Re: t-distribution, was Geiger ...



At 01:21 PM 3/25/00 -0500, Ludwik Kowalski wrote:
I still do not know how the t-distribution was discovered in
1907 by Gosset. Everybody repeats that the bear company
prevented him from using his real name, and other trivial
details, but nobody, as far as I know, tries to explain how
he discovered the distribution. The hints are that it was
first discovered (and tabulated) and then mathematically
derived by others. But this is not clear to me.

I have no sources beyond the Encyclopedia Britannica, but the story I read
seems to hold together. We know where he ended up, so the route to get
there must have been:

*) He was drawing numbers from some random process, which I will call an urn.

*) He wanted to know the mean and S.D. that characterize the urn.

*) He couldn't afford to draw enough samples to get a good estimate for the
mean.

*) Obviously, if you haven't got a good estimate of the mean, you can't get
a good estimate of the variance. In fact, if you just use the obvious
estimate (the "sample mean") then your estimate of the variance is
_systematically_ wrong, always too low. If you doubt it, consider the case
of just a single draw: the sample variance is _zero_, which is unlikely to
be a good estimate of the urn's variance.

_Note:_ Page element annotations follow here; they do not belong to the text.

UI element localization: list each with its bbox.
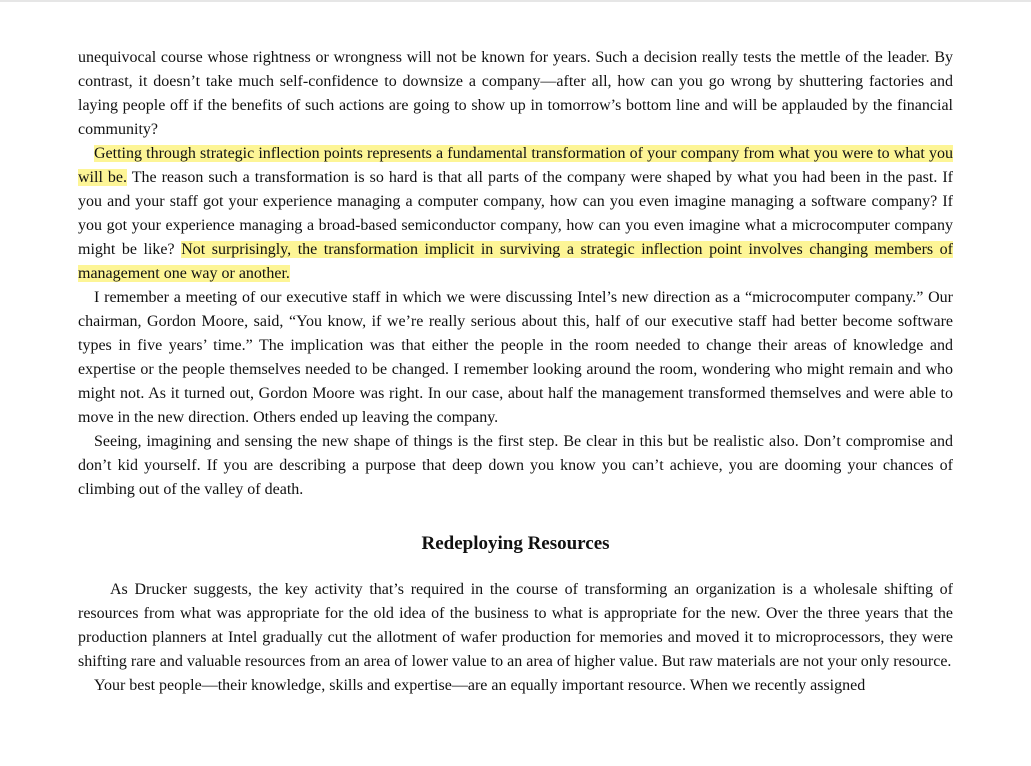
paragraph-5: As Drucker suggests, the key activity that’s required in the course of transforming an organization is a wholesale shifting of resources from what was appropriate for the old idea of the business to what is appropriate for the new. Over the three years that the production planners at Intel gradually cut the allotment of wafer production for memories and moved it to microprocessors, they were shifting rare and valuable resources from an area of lower value to an area of higher value. But raw materials are not your only resource. [78,581,953,670]
highlight-2[interactable]: Not surprisingly, the transformation implicit in surviving a strategic inflection point involves changing members of management one way or another. [78,241,954,282]
section-heading: Redeploying Resources [421,533,610,554]
paragraph-3: I remember a meeting of our executive staff in which we were discussing Intel’s new direction as a “microcomputer company.” Our chairman, Gordon Moore, said, “You know, if we’re really serious about this, half of our executive staff had better become software types in five years’ time.” The implication was that either the people in the room needed to change their areas of knowledge and expertise or the people themselves needed to be changed. I remember looking around the room, wondering who might remain and who might not. As it turned out, Gordon Moore was right. In our case, about half the management transformed themselves and were able to move in the new direction. Others ended up leaving the company. [78,289,953,426]
page-content [78,46,953,698]
paragraph-4: Seeing, imagining and sensing the new shape of things is the first step. Be clear in this but be realistic also. Don’t compromise and don’t kid yourself. If you are describing a purpose that deep down you know you can’t achieve, you are dooming your chances of climbing out of the valley of death. [78,433,953,498]
paragraph-2-body: The reason such a transformation is so hard is that all parts of the company were shaped by what you had been in the past. If you and your staff got your experience managing a computer company, how can you even imagine managing a software company? If you got your experience managing a broad-based semiconductor company, how can you even imagine what a microcomputer company might be like? [78,169,953,258]
highlight-1[interactable]: Getting through strategic inflection points represents a fundamental transformation of your company from what you were to what you will be. [78,145,953,186]
paragraph-1: unequivocal course whose rightness or wrongness will not be known for years. Such a decision really tests the mettle of the leader. By contrast, it doesn’t take much self-confidence to downsize a company—after all, how can you go wrong by shuttering factories and laying people off if the benefits of such actions are going to show up in tomorrow’s bottom line and will be applauded by the financial community? [78,49,953,138]
paragraph-6: Your best people—their knowledge, skills and expertise—are an equally important resource. When we recently assigned [94,677,866,694]
paragraph-2 [78,142,953,286]
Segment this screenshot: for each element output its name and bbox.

*) Gosset wanted to apply appropriate corrections so he could get the best
possible estimates from a few draws. He devised his formulas by a
combination of mathematical analysis and what we would nowadays call Monte
Carlo simulations.


Let me say that I have a fantastically good evidence that the
means from experimental (Geiger counter) samples of small
size follow the t-distribution and disagree with the normal
distribution. Every statistics textbook describes this.

... Preferably references
which could easily be found by a typical science teacher.

I'm not sure the Geiger counter is the best pedagogical approach. Unlike
drawing numbers from an urn, where the numbers are imagined to pre-exist,
the Geiger-counter numbers are themselves some sort of average of a
statistical process. This complicates the terminology (what "mean" are you
talking about? which "process" are you talking about?) and makes the
concepts look more complicated than they really are. And Geiger tubes (and
radioactive sources) are not available to the typical science teacher.

Following the spirit of Gosset, why not just do a Monte Carlo with a
spreadsheet? That's available to the typical science teacher.